[numair]

Doesn't this open up a bit of a privacy issue? Couldn't you scrape logged-in data from someone's social media accounts etc? Maybe I'm misinterpreting things...

I could see iOS 9.1 having a permissions dialog for "<app name> wants to access <certain domain list> while you use the app" to prevent that from happening. Until then, I could see this feature being inevitably abused.

[rizwan]

OP here. iOS 9's SFSafariViewController, unlike UIWebView or WKWebView, runs out-of-process and cannot be data-scraped. Beacause of this, SFSafariViewController shares cookies with Mobile Safari. The use-case here is essentially loading a special URL on the website that will take any logged in session and return back an oAuth token that the native app can use.

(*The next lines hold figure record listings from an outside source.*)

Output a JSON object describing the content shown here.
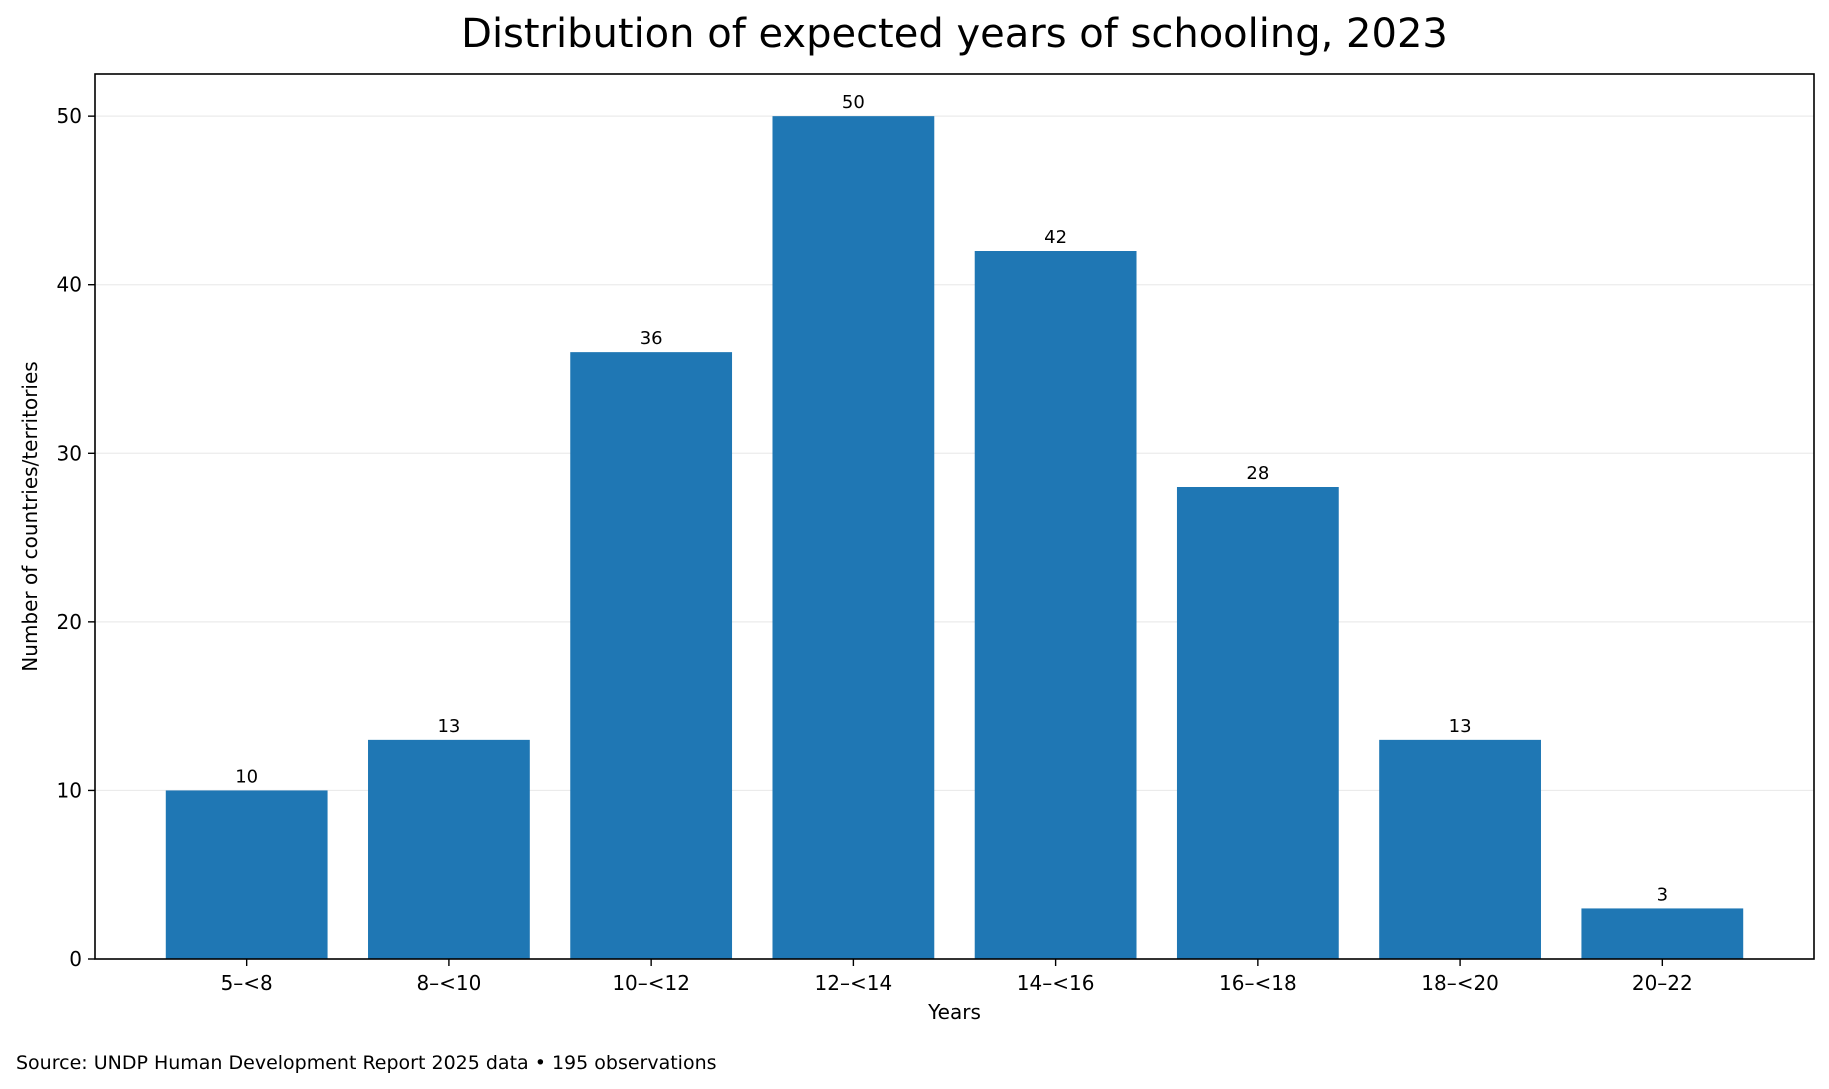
{
  "chart_data": {
    "type": "bar",
    "title": "Distribution of expected years of schooling, 2023",
    "xlabel": "Years",
    "ylabel": "Number of countries/territories",
    "categories": [
      "5–<8",
      "8–<10",
      "10–<12",
      "12–<14",
      "14–<16",
      "16–<18",
      "18–<20",
      "20–22"
    ],
    "values": [
      10,
      13,
      36,
      50,
      42,
      28,
      13,
      3
    ],
    "ylim": [
      0,
      52.5
    ],
    "yticks": [
      0,
      10,
      20,
      30,
      40,
      50
    ],
    "grid": "horizontal",
    "bar_color": "#1f77b4",
    "grid_color": "#ebebeb",
    "source": "Source: UNDP Human Development Report 2025 data • 195 observations"
  }
}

The communication method in the demo is as if you were talking indirectly with Mobile Safari, using a custom url protocol (e.g. fooapp://), or by using the new (safe) Universal links (apps can register specific domains/urls that will redirect back to the app, using their Associated Domains entitlements).

[numair]

Aha! So the web view "redirects" back into the app using an app:// link -- and because you're accessing that web view within the app itself, the redirect is captured within the app. Smart. I assume there is some sort of delegate thing that handles the browser events? Would it intercept the deep link or does that hit the app delegate?

Thanks for the awesome insights by the way.